Unlike the closed networks used by legacy payment providers, Lightning is open to everyone. That guarantees interoperability between all on the network. That integration will likely attract more operators to join its ecosystem until it reaches a critical mass over time and becomes adopted as a new global standard for payments.
Lightning offers another advantage: physical finality. Finality refers to when the receiver officially owns the sent funds.
Legacy systems have to rely on a host of intermediaries and lengthy verification processes to achieve a delayed and costly finality via the rubber-stamping approval of banks. By using Bitcoin’s immutable blockchain technology, though, Strike can achieve physical and provable finality for its payments at almost zero costs and within seconds.
Striking down incumbents
Strike is ready to disrupt. Strike’s unique value comes from merging two mega-trends – mobile payments and crypto. By leveraging blockchain tech to conduct everyday transactions by integrating the retail economy through an intuitive fintech app, it offers users a compelling new way to pay.
The barrier to entry is low too. Users do not need to know Bitcoin or understand how it works to enjoy the benefits of the service entirely.
That will worry the likes of Mastercard, Visa, Western Union, or PayPal.
There is another perk: the service is free for individual users. Strike instead makes money through merchant fees and the interchange revenue from the Strike Visa debit card, which was launched last year.
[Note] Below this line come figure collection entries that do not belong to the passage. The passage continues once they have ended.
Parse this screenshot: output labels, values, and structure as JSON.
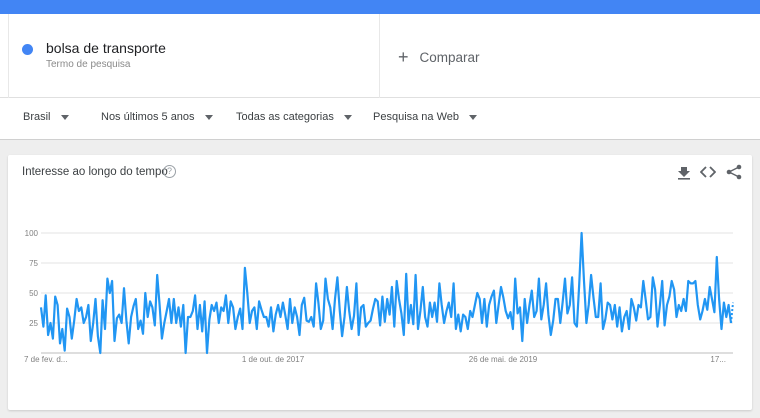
{
  "search": {
    "term": "bolsa de transporte",
    "term_subtitle": "Termo de pesquisa",
    "term_color": "#4285f4",
    "compare_icon": "plus-icon",
    "compare_label": "Comparar"
  },
  "filters": [
    {
      "label": "Brasil"
    },
    {
      "label": "Nos últimos 5 anos"
    },
    {
      "label": "Todas as categorias"
    },
    {
      "label": "Pesquisa na Web"
    }
  ],
  "card": {
    "title": "Interesse ao longo do tempo",
    "help_icon": "help-icon",
    "icons": [
      "download-icon",
      "embed-icon",
      "share-icon"
    ]
  },
  "chart_data": {
    "type": "line",
    "series_color": "#2196f3",
    "y_ticks": [
      "25",
      "50",
      "75",
      "100"
    ],
    "ylim": [
      0,
      100
    ],
    "grid": true,
    "x_tick_labels": [
      "7 de fev. d...",
      "1 de out. de 2017",
      "26 de mai. de 2019",
      "17..."
    ],
    "series": [
      {
        "values": [
          38,
          22,
          48,
          15,
          25,
          12,
          47,
          40,
          8,
          20,
          2,
          37,
          30,
          12,
          27,
          45,
          35,
          38,
          25,
          30,
          40,
          10,
          25,
          45,
          14,
          0,
          44,
          20,
          62,
          50,
          60,
          10,
          29,
          32,
          25,
          54,
          27,
          8,
          30,
          39,
          45,
          20,
          27,
          16,
          50,
          30,
          43,
          38,
          23,
          65,
          40,
          12,
          25,
          35,
          45,
          25,
          45,
          25,
          38,
          22,
          40,
          0,
          30,
          30,
          35,
          48,
          20,
          40,
          18,
          43,
          0,
          28,
          40,
          35,
          42,
          25,
          38,
          35,
          48,
          25,
          43,
          38,
          20,
          30,
          37,
          20,
          71,
          50,
          25,
          35,
          38,
          20,
          43,
          36,
          30,
          30,
          22,
          38,
          18,
          32,
          40,
          30,
          42,
          32,
          20,
          45,
          25,
          38,
          30,
          15,
          40,
          46,
          27,
          26,
          30,
          22,
          58,
          42,
          20,
          27,
          62,
          45,
          38,
          20,
          45,
          63,
          35,
          14,
          30,
          55,
          35,
          20,
          31,
          58,
          15,
          38,
          40,
          22,
          25,
          27,
          37,
          45,
          43,
          23,
          47,
          26,
          45,
          32,
          55,
          22,
          60,
          45,
          33,
          15,
          66,
          25,
          40,
          24,
          65,
          20,
          35,
          55,
          30,
          22,
          42,
          30,
          42,
          26,
          58,
          40,
          25,
          35,
          42,
          30,
          58,
          20,
          32,
          18,
          32,
          30,
          20,
          35,
          30,
          40,
          50,
          45,
          25,
          45,
          22,
          40,
          47,
          52,
          25,
          40,
          55,
          46,
          35,
          29,
          34,
          20,
          62,
          33,
          38,
          10,
          45,
          25,
          40,
          52,
          30,
          35,
          62,
          28,
          40,
          58,
          32,
          15,
          27,
          45,
          45,
          25,
          42,
          62,
          33,
          40,
          63,
          25,
          22,
          57,
          100,
          60,
          25,
          40,
          65,
          46,
          30,
          30,
          58,
          20,
          28,
          42,
          40,
          28,
          40,
          22,
          38,
          18,
          30,
          35,
          20,
          45,
          38,
          27,
          40,
          38,
          60,
          45,
          28,
          30,
          63,
          53,
          22,
          40,
          60,
          23,
          40,
          47,
          60,
          53,
          30,
          40,
          35,
          45,
          35,
          60,
          58,
          58,
          60,
          40,
          28,
          35,
          45,
          36,
          55,
          45,
          34,
          80,
          45,
          20,
          42,
          30,
          40,
          25
        ]
      }
    ]
  }
}
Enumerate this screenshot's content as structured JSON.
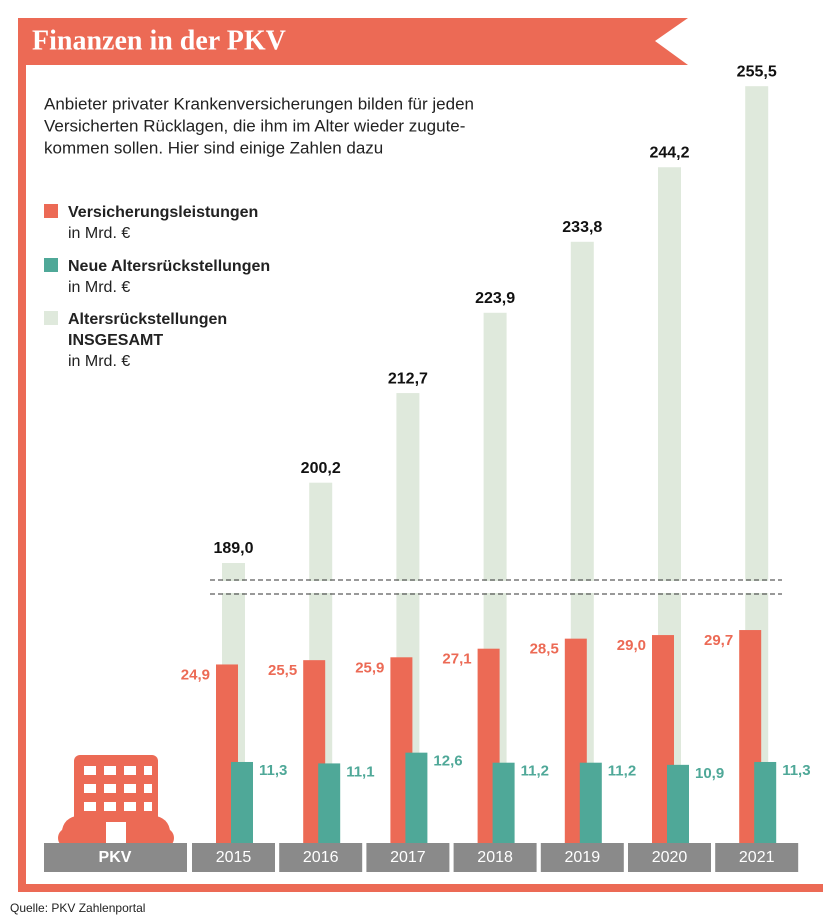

Free services have a history of stealing market share via rapid adoption in every phase of the internet’s evolution, from Hotmail’s takeover of email in Web 1.0 to Facebook’s domination of social networks in Web 2.0. As we enter Web 3, Strike aims to do the same in payments.
“By cutting his fees to zero, Mallers essentially forces any competitors to start at zero as well. It is now up to any competitor to try to outcompete Strike and its great user experience,” Jeremy Garcia wrote for Bitcoin Magazine.
If their legacy business models can’t beat Strike, they might as well join its new ecosystem. Visa’s joint release of the Strike debit card is a step in this direction.
“I anticipate that the incumbent payment networks will eventually add support for bitcoin and the Lightning Network,” wrote Anthony Pompliano in The Pomp Letter. “If they don’t, they’re screwed.”
The firm’s marketing hints they may be leaning further in this direction – both Visa and Mastercard were headline sponsors of the Bitcoin 2022 conference.
Strike is hoping its first-mover advantage will keep it ahead of the game. Yet, since the Lightning Network is an open system, the door is open for legacy platforms to jump in and clone its business model.
From gold to cash
The biggest winner of all might be Bitcoin itself.
The world’s largest cryptocurrency is a store of value and a payment network. Although prized by investors for its immutability (likened to “digital gold”), it has so far failed to be adopted by the mass market for everyday purchases (aka. “digital cash”).
If Strike triggers a race for payment processors to join the Lightning Network, Bitcoin adoption will skyrocket. This, in turn, could start another sustained bull run for the value of Bitcoin.
Of course, more mass adoption will benefit other players in the space. Services like Coinbase and Gemini are centralized exchanges where you can purchase bitcoin and other cryptocurrencies. They are likely to see a large increase in users.
Additionally, the newer brokerage houses like Webull and Robinhood, which also trade a limited number of coins, will likely see a significant increase in users looking to own Bitcoin.
The benefits of the mass adoption of bitcoin will be very far-reaching.